3Skin White supremacist Bryon Widner (Jamie Bell), after being raised on a doctrine of hate within a skinhead camp, has a change of heart when he finds love with a single mother (Danielle Macdonald). Of course, putting a skinhead past behind you, especially when you’ve opted to tattoo your face with hate images, is not an easy thing. Writer-director Guy Nattiv, basing his film on the true story of Bryon Widnor, does a nice job of showing that redemption sometimes comes at a high price. Bell is great here as Widnor, as is Macdonald as the woman who manages to love him even though he’s a complete asshole. The film feels like a distant cousin of the Edward Norton starring American History X, although it doesn’t have near the artistry of that movie. Still, the movie is a solid story, well-acted, and proof that Bell is perhaps a bigger actor than his resume has revealed. Supporting cast includes Bill Camp as the leader of the skinhead camp, and Vera Farmiga as his nurturing yet classless and evil wife. Blink and you’ll miss a quick appearance by Mary Stuart Masterson as Agent Jackie Marks. She acts that part like she’s in a different movie, but it’s fun to see her all the same. (Available to stream during a limited theatrical release.)
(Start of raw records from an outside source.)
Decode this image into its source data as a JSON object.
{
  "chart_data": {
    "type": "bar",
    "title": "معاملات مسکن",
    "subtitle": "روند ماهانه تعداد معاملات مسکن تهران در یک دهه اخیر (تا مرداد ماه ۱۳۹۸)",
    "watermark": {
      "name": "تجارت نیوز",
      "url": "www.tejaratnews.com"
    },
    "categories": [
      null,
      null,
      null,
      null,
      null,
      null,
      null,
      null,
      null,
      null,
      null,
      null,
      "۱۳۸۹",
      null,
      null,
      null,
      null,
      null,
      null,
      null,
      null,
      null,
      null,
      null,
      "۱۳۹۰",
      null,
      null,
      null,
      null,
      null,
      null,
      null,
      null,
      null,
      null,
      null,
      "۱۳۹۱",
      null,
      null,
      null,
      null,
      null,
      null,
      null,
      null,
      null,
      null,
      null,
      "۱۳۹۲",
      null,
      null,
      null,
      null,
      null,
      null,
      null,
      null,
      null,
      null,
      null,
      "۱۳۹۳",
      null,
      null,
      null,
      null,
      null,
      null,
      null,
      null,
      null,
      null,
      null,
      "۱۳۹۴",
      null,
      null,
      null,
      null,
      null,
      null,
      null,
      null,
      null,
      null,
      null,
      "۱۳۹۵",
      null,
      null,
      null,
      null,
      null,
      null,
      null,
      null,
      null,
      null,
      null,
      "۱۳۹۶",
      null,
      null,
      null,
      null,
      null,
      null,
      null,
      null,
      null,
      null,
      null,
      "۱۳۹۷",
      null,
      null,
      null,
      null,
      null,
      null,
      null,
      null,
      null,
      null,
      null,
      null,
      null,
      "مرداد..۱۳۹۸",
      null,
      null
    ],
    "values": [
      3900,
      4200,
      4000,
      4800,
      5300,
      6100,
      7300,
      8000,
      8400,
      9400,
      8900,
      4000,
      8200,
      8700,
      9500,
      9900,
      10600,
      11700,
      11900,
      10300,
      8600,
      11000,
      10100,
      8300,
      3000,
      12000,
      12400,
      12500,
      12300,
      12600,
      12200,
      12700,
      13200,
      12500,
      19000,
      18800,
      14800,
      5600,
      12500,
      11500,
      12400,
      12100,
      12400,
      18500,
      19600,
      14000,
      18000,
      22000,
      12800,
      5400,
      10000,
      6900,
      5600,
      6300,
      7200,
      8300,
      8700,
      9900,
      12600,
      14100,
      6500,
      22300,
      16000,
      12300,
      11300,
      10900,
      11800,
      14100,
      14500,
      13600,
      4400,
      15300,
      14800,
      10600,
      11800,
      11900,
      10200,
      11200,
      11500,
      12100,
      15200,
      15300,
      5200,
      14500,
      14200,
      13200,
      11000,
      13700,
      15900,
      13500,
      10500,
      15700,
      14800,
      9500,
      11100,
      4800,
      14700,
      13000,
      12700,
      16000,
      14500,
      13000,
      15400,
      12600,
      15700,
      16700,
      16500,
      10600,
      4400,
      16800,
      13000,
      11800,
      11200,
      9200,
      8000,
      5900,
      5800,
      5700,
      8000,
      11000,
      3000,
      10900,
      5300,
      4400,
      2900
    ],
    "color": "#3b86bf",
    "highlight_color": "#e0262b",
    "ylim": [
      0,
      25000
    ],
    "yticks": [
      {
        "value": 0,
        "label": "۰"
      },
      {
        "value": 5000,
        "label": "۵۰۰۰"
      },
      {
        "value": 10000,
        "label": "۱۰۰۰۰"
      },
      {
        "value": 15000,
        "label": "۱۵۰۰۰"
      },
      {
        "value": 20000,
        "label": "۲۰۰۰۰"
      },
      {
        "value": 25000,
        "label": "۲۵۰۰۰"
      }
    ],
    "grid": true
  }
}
3Spider-Man: Far from Home Tom Holland cements his status as bestever Spider-Man with what amounts to the goofiest, but still major fun, Spider-Man movie yet. Jon Watts once again directs as Peter Parker looks to vacation with his friends after the events of Endgame, traveling to Europe and leaving his superhero responsibilities behind. When a strange breed of elemental monsters start striking the planet, Nick Fury (Samuel L. Jackson) interrupts Peter’s sojourn and gets him back into the swing of things. Jake Gyllenhaal gets into the shenanigans as Mysterio, a crime fighter from another dimension that slides right into the Tony Stark mentor role. Holland is good fun as Spidey, giving him a nice, youthful effervescence to go with his comic timing. Zendaya rules as MJ, Jon Favreau gets a lot more screen time—it’s a good thing!—as Happy, and the film doesn’t have nearly enough Marisa Tomei. It’s a bit lightheaded at times, but it’s the sort of breezy affair that the Marvel universe needed to get things revved up again. Hopefully, this is just the beginning for Holland and he has a bunch of these in his future, because he’s perfect for the role.